Vergangene Nacht musste die Polizei wegen Bedrohung und Beleidigung in der Bitburger Fußgängerzone ausrücken. Eine Gruppe von fünf Personen ist negativ aufgefallen. Das sind die Angaben der Polizei:
Wegen einer pöbelnden Gruppe in der Bitburger Fu0gängerzone musste die Polizei nachts ausrücken. Symbolbild: Unsplash/ Jonas Augustin
Wegen einer pöbelnden Gruppe in der Bitburger Fu0gängerzone musste die Polizei nachts ausrücken. Symbolbild: Unsplash/ Jonas Augustin

In der Bitburger Fußgängerzone kam es letzte Nacht, 03.08.2022, zu einem Polizeieinsatz. Gegen 00:45 Uhr hatte sich ein Mann bei der Polizei gemeldet, weil er sowie eine weitere Person soeben von drei Personen aus einer fünfköpfigen Gruppe beleidigt sowie bedroht worden sei. Zudem habe eine der drei Personen mit einer Luftdruckwaffe in die Luft geschossen.

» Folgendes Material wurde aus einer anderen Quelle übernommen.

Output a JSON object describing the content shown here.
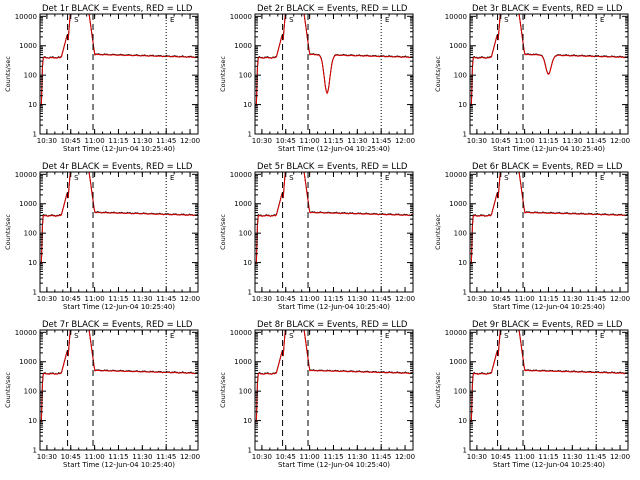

Einsatz von Elektroschockern

Unverzüglich wurde eine Streife entsandt, die auf eine Gruppe von 17- bis 25-jährigen Männern und Frauen traf. Weil die Personen alkoholisiert waren und der „Verdacht der Bewaffnung“ bestand, wurden sie „unter Einsatz des Elektroimpulsgerätes zu Boden gesprochen und dort mittels Handfesseln fixiert.“, so die Angabe der Beamt:innen.

Luftdruckwaffe und Munition sichergestellt

Anschließend wurden die Personen sowie die mitgeführten Sachen durchsucht. Dabei wurden unter anderem „Gripptütchen zur Aufbewahrung von Betäubungsmitteln, eine Gaskartusche sowie ein Beutel mit Kugelmunition für eine Luftdruckwaffe“ sichergestellt. Auch die zuvor beschriebene Waffe – eine Luftdruckwaffe – sowie ein Magazin mit Kugelmunition wurden versteckt in einem Blumenkübel gefunden und sichergestellt.

Laut Mitteilung der Polizei wurde den „Störern“ nach Feststellung der Personalien ein Platzverweis erteilt und zugleich die Ingewahrsamnahme angedroht. „Die Ermittlungen der Polizei dauern an. Es wurden entsprechende Strafverfahren eingeleitet.“, heißt es abschließend.